Traditional banks’ loss has been credit unions and finance companies’ gain with higher profits this year in the non-bank sector thanks to a credit tightening on the part of the major banks.

Advisory firm KPMG’s annual survey of non-bank financial institutions showed a 16.5 percent rise in net profits in 2019 to $13.2 billion, driven largely by a 9.3 percent growth in lending.

Companies also improved their margins and KPMG’s head of banking and finance John Kensington said they were making 19 basis points more on a loan they they were a year ago.

“A lot of that has been due to their funding coming down but they’ve also increased across the board as an average as a sector the amount that they charge on loans slightly as well.”

Kensington said the traditional banks had pulled back on their lending this past year, after they were put on notice by regulators for their conduct and culture, and the RBNZ’s move to make them hold more capital.

“The non-bank sector has been the beneficiary of seeing a lot more loans than they normally do, loans of a slightly bigger size and maybe even some of a better quality than they’re used to.”

Housing lending saw the largest growth at 16.9 percent and with higher bank capital requirements now set to be enforced, Kensington expected the non-bank sector market share to grow further in the future.
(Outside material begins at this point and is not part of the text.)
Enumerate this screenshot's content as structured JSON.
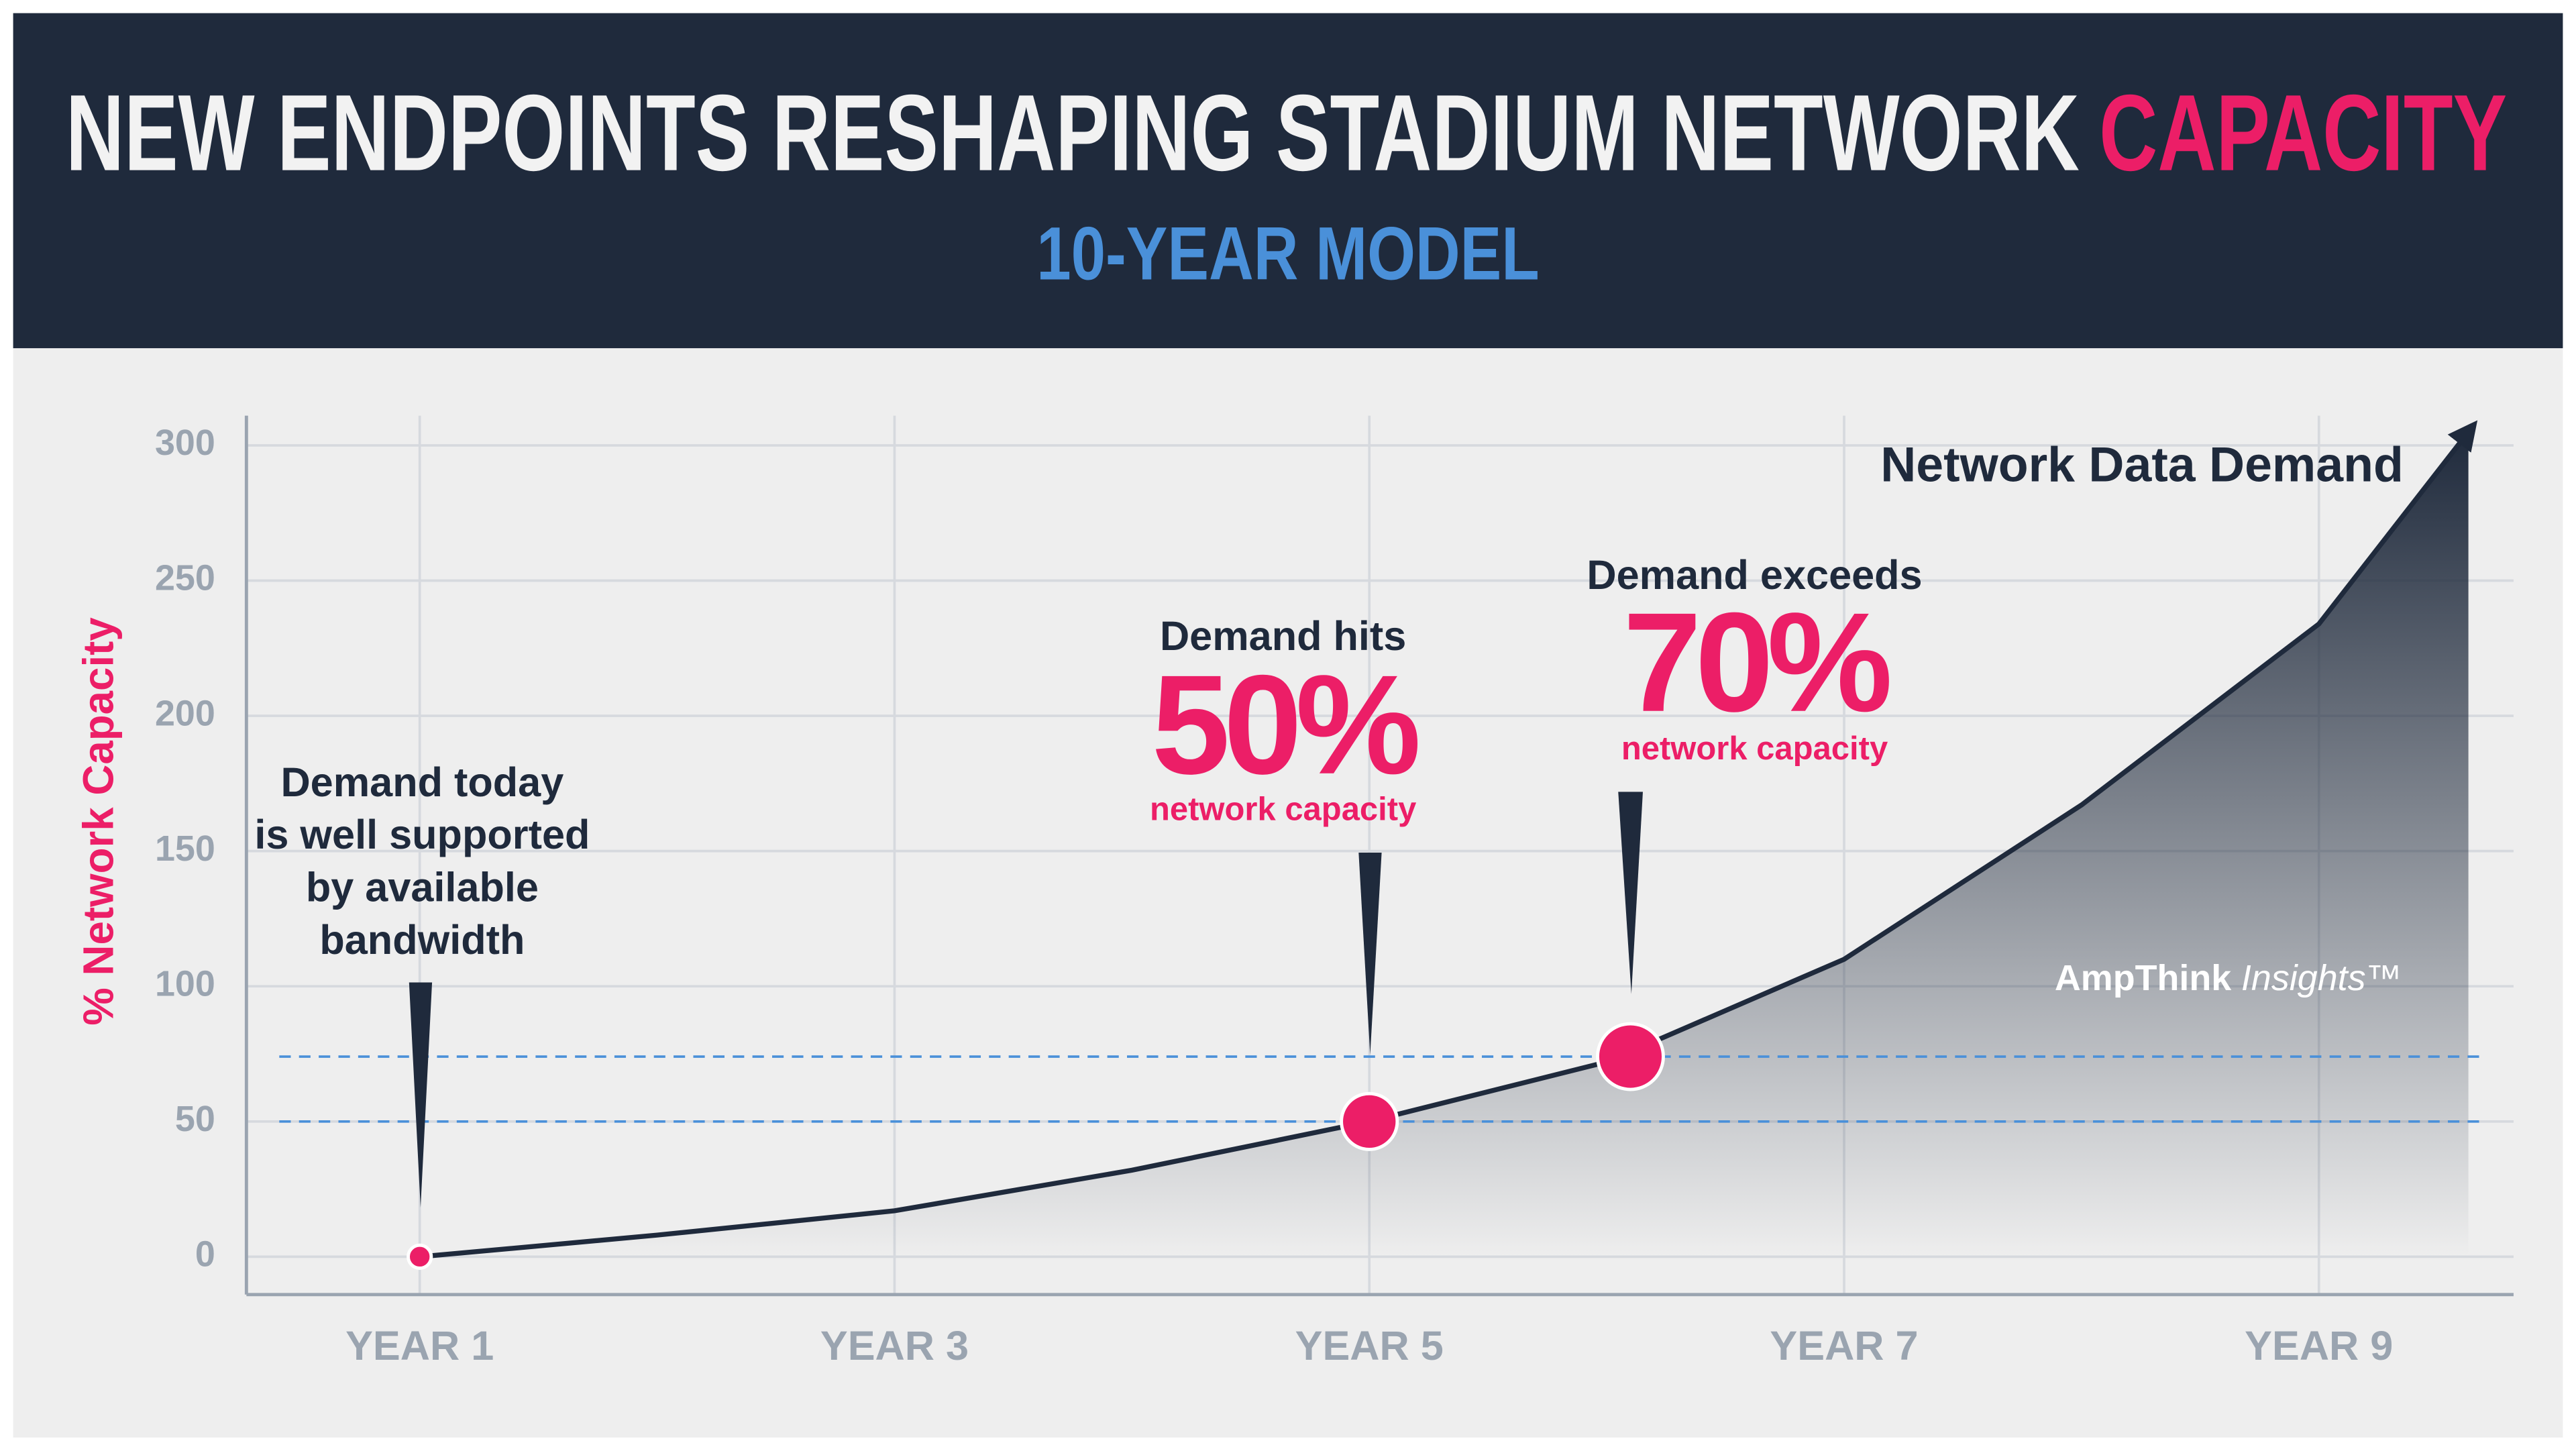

“One of the things that could well happen is that some of those banks will be looking at some of their loan books and going ‘well you know what maybe we shouldn’t be in that sector or maybe we shouldn’t lend to that person’. It’ll be for a range of different reasons.

“And I think that some of those people will not get finance and they will end up having to come to the non-bank sector and I think the non-bank sector will see some real benefits and real opportunities.”

The 2019 survey looked at 24 finance companies and credit unions.